The authors would like to thank Dr Jeffrey Lehrberg, PhD for his assistance in preparing this manuscript.

Funding

Funding support from institutional fellowship with Michigan State Univeristy, Statewide Campus System for General Surgery Residencies.

Availability of data and materials

Data sharing not applicable to this article as no datasets were generated or analyzed during the current study.

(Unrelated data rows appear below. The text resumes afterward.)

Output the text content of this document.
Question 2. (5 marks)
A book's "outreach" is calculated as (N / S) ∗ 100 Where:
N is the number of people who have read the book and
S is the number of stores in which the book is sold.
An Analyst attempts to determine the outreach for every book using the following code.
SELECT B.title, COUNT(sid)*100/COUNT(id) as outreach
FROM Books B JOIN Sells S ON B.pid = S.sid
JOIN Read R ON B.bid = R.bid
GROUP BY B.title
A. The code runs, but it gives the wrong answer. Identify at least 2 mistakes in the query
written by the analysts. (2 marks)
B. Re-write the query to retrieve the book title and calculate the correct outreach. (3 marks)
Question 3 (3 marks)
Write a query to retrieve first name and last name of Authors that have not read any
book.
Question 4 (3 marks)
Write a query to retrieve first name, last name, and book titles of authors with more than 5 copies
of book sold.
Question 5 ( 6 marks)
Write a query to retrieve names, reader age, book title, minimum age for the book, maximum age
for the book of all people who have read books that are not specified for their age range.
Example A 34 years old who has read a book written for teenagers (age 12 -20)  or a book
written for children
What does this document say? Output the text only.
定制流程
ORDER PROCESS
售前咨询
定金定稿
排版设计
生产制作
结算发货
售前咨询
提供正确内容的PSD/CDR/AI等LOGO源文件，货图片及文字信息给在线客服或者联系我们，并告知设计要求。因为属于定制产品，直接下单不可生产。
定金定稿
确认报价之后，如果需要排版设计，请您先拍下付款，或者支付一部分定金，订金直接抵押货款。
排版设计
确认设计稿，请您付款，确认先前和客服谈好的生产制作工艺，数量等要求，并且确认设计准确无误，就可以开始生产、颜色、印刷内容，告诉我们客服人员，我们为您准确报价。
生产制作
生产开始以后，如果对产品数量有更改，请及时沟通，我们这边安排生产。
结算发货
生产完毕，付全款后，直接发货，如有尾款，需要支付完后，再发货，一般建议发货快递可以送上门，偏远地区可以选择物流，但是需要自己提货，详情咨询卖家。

Ethics approval and consent to participate

The manuscript does not contain any direct patient identification details and hence ethical committee approval was waived.

Consent for publication

Written informed consent was obtained from the patient for publication of this case report and any accompanying images. A copy of the written consent is available for review by the Editor-in-Chief of this journal.

Competing interests

The authors declare that they have no competing interests.